Australian satirical group The Chaser are in hot water for yet again taking a joke just a little bit too far.
Made up of the group’s original trio — Charles Firth, Dominic Knight and Chas Licciardello, the comedians — who are well known for their outrageous ploys especially when politicians are involved — have had their Twitter account suspended after changing the name to “Donald J Trump”.
Just as the US election got underway in the United States overnight, the comedians changed their official @chaser account to a photo of the current US president accompanied by a one-line Tweet: “Don’t vote for me, I’m a massive idiot.”
Twitter then responded by de-verifying the account (i.e. removing the blue tick) and then later suspended the account entirely.
But why did Twitter take such drastic action over a prank?
Twitter’s Impersonation Policy
According to the official help page of the site, impersonating someone is a “violation of the Twitter Rules.”
“Twitter accounts that pose as another person, brand, or organization in a confusing or deceptive manner may be permanently suspended under Twitter’s impersonation policy,” the rules state.
Accounts with “similar usernames” or that are “similar in appearance” i.e. the same profile image “are not automatically in violation of the impersonation policy”.
“In order to violate our impersonation policy, the account must portray another entity in a misleading or deceptive manner.”
In order for an account to be removed, like The Chaser’s, it must meet one or both criteria:
— The user shares your name but has no other commonalities, or
— The profile clearly states it is not affiliated with or connected to any similarly-named individuals or brands.

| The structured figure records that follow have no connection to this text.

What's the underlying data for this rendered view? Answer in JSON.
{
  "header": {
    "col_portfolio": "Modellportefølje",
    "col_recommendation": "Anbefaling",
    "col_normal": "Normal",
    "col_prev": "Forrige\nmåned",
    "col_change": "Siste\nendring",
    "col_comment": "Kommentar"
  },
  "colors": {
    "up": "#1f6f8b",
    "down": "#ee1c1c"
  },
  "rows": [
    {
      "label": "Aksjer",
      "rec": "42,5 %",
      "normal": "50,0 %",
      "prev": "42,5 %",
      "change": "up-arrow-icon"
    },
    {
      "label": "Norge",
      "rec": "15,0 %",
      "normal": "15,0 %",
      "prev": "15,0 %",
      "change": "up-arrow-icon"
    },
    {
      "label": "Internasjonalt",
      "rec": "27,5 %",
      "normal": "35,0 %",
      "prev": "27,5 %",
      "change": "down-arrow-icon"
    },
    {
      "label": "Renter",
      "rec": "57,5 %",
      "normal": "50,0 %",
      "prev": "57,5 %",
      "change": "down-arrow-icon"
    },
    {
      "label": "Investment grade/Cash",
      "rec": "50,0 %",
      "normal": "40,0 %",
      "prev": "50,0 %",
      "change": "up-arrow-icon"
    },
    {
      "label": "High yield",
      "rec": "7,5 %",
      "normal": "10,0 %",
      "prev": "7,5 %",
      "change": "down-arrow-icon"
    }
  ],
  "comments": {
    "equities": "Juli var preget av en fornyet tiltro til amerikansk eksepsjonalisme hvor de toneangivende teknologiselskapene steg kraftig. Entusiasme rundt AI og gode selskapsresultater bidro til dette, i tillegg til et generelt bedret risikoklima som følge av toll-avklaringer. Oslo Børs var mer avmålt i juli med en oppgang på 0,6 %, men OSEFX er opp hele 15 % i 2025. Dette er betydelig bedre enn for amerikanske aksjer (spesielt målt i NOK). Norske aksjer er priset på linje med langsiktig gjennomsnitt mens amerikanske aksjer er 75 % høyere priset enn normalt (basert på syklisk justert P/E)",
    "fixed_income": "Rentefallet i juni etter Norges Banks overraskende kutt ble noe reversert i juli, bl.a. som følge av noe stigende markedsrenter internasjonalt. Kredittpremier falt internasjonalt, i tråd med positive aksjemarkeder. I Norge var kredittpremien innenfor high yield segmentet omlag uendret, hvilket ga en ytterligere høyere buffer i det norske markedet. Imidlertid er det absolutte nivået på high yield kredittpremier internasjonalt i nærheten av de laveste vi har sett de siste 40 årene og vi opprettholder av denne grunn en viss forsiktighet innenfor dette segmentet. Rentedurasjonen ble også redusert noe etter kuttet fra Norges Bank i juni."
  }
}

It’s also interesting to note that Twitter reviews impersonation claims once a report is made, meaning that someone had to report the account for it to be looked at.

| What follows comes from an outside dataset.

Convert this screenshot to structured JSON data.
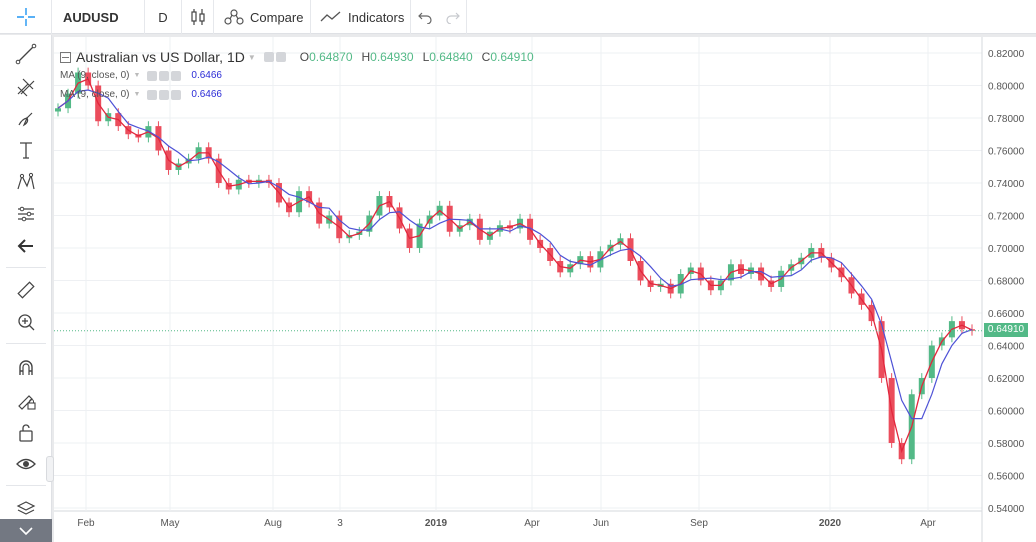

“We do not actively monitor users’ content,” it read.
The Chaser’s Response
The Chaser’s website editor, Cam Smith told The Daily Mail that they “understand why Twitter would do this” because “it would not be out of the ordinary for Trump to tweet something so outlandish.”
“If anything, this would have been one of his more reasonable tweets, so we could see how people might get mixed up.”
According to Smith, it only took 20 minutes for the social media site to un-verify the account but quipped that it took them almost four years to start fact-checking the actual president.”
“I guess that’s to be expected, though. We all know comedians’ words are much more dangerous than those of the guy who controls 50 per cent of the world’s nukes.”